DETROIT (Reuters) – The U.S. factories that make Fords, Chevys and Jeeps are coming back to life this week as workers install new safety equipment and wake up machines ahead of the high-stakes restart the Detroit automakers plan to launch on Monday.
Weld curtains hang across the door line at FCA’s Sterling Heights Assembly Plant to help staff maintain social distancing against the coronavirus disease (COVID-19) in Sterling Heights, Michigan, U.S. in an undated photograph provided May 13, 2020. FCA/Handout via REUTERS.
Ford Motor Co (F.N), General Motors Co (GM.N) and Fiat Chrysler Automobiles NV (FCHA.MI) (FCAU.N) all plan to reopen North American factories on May 18. The reopening of the U.S. auto sector will be a closely watched test of whether workers across a range of industries can return to factories in large numbers without a resurgence of COVID-19 infections. How well the automakers do will be significant for the U.S. economy, as nearly 1 million workers are employed in the sector.
Executives at Ford and GM said separately this week the companies have not recorded any cases of COVID-19 transmission in plants outside the United States since adopting new safety protocols. Those procedures include mandatory face masks, separation of workers on assembly lines, frequent cleaning of work areas and requirements that workers pass through temperature monitors and report any symptoms before entering a plant.
The Detroit Three have taken unprecedented steps to share information about coronavirus safety practices and develop a common set of workplace standards for their restarts, working with the United Auto Workers union, executives said.
“We thought it was critical that we did it together,” Ford manufacturing and labor chief Gary Johnson told Reuters. “We’ve never done this as an industry.”
The Detroit automakers will restart U.S. plants without regular testing of workers, because they do not have access to sufficient testing capacity, executives and UAW officials said. They will test workers who report COVID-19 symptoms or have fevers discovered by temperature scanners installed at factory entrances.
“We have to continue to push for this testing,” United Auto Workers union Vice President Cindy Estrada told Reuters on Wednesday. “Unless we have testing weekly to keep sick people out of the plant there is always a risk.”
Adopting new safety practices is just part of the work the companies must do to reopen after an extraordinary shutdown that has lasted two months.
WAVE ZERO
At Ford, workers going in to ready factories are part of what Chief Operating Officer Jim Farley calls “wave zero.” The work of wave zero employees “is really important for success of the startup,” he said in an interview.
The machinery used to build cars and trucks – welding robots, stamping presses, painting equipment, computer controlled metal cutting machines – is designed to be run almost constantly. Restarting requires more than throwing some circuit breakers.
Lubricants used in engine machining systems must be checked.

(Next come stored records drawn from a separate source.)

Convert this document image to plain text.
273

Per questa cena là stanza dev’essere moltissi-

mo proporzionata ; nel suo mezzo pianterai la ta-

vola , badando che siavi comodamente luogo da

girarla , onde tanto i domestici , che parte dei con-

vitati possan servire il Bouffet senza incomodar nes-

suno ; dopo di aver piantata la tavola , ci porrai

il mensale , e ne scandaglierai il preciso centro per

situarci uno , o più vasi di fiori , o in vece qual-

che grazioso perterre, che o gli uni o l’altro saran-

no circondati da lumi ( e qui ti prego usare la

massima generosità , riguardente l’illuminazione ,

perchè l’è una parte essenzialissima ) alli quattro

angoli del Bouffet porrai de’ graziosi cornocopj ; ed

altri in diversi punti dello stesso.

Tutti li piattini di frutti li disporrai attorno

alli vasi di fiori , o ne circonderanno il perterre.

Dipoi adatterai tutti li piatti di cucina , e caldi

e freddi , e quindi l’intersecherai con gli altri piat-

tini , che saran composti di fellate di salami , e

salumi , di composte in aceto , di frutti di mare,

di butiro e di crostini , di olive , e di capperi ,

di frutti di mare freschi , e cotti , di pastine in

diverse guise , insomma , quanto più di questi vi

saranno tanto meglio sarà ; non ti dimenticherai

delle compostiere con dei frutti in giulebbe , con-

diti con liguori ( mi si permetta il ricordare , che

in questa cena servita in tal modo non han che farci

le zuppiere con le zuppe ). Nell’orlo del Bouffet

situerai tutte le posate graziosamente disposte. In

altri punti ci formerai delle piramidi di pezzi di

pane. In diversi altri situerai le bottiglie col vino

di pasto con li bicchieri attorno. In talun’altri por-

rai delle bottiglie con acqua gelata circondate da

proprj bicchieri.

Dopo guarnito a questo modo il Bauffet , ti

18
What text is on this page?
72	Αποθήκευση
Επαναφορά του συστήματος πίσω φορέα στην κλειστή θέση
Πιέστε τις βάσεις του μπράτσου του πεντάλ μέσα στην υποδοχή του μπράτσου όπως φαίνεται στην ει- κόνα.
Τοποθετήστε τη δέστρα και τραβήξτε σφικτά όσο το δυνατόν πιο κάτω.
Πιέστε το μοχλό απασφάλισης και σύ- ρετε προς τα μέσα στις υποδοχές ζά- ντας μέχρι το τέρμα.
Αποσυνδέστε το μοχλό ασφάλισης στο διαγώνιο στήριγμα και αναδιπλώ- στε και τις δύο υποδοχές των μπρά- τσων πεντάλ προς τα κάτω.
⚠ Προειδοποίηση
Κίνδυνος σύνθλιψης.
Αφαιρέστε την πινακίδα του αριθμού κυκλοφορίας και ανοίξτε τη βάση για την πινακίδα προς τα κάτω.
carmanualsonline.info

Fluid tanks in paint shops have to be filtered for bacteria and other contaminants.
Aluminum that was sitting in plants waiting to be turned into exterior panels for the company’s best-selling F-series trucks has to be formed into parts within a certain period of time, Ford’s Johnson said.
During the shutdown, some Ford workers went into the automaker’s Dearborn, Michigan, pickup plant to build aluminum parts and apply protective coatings so the metal did not have to be scrapped. Some aluminum doors were then trucked out to the homes of quality inspectors who tore them apart in their garages to check that adhesives had not failed, Johnson said.
Ford has had finished vehicles sitting in lots and at rail heads for two months, which means the batteries could be dead. “We can now ping the vehicle and get a reading back – has the battery drained?” Johnson said.
Along assembly lines, UAW skilled trades workers at Fiat Chrysler’s Jeep plant in Toledo, Ohio, worked during the shutdown to install shields to separate workers who would otherwise get too close.
At one point on the line, one worker is supposed to install a windshield washer fluid bottle while another installs fuses. Now, those workers are separated by an orange plastic sheet that descends from a hanger installed over the vehicle, said UAW Local 12 President Bruce Baumhower, whose local represents about 6,000 hourly workers.
“Our UAW skilled trades guys have worked through this entire shutdown developing those kinds of systems, those kinds of brackets and tooling,” he said.
The automakers are learning daily from their operations in China, which are weeks ahead of the United States and Europe in terms of reopening. As the weather has gotten warmer, Chinese workers are getting hot under their masks and want more breaks, Farley said.
“We’ve found lots of hacks,” he said. “People are putting lavender oil in the masks.”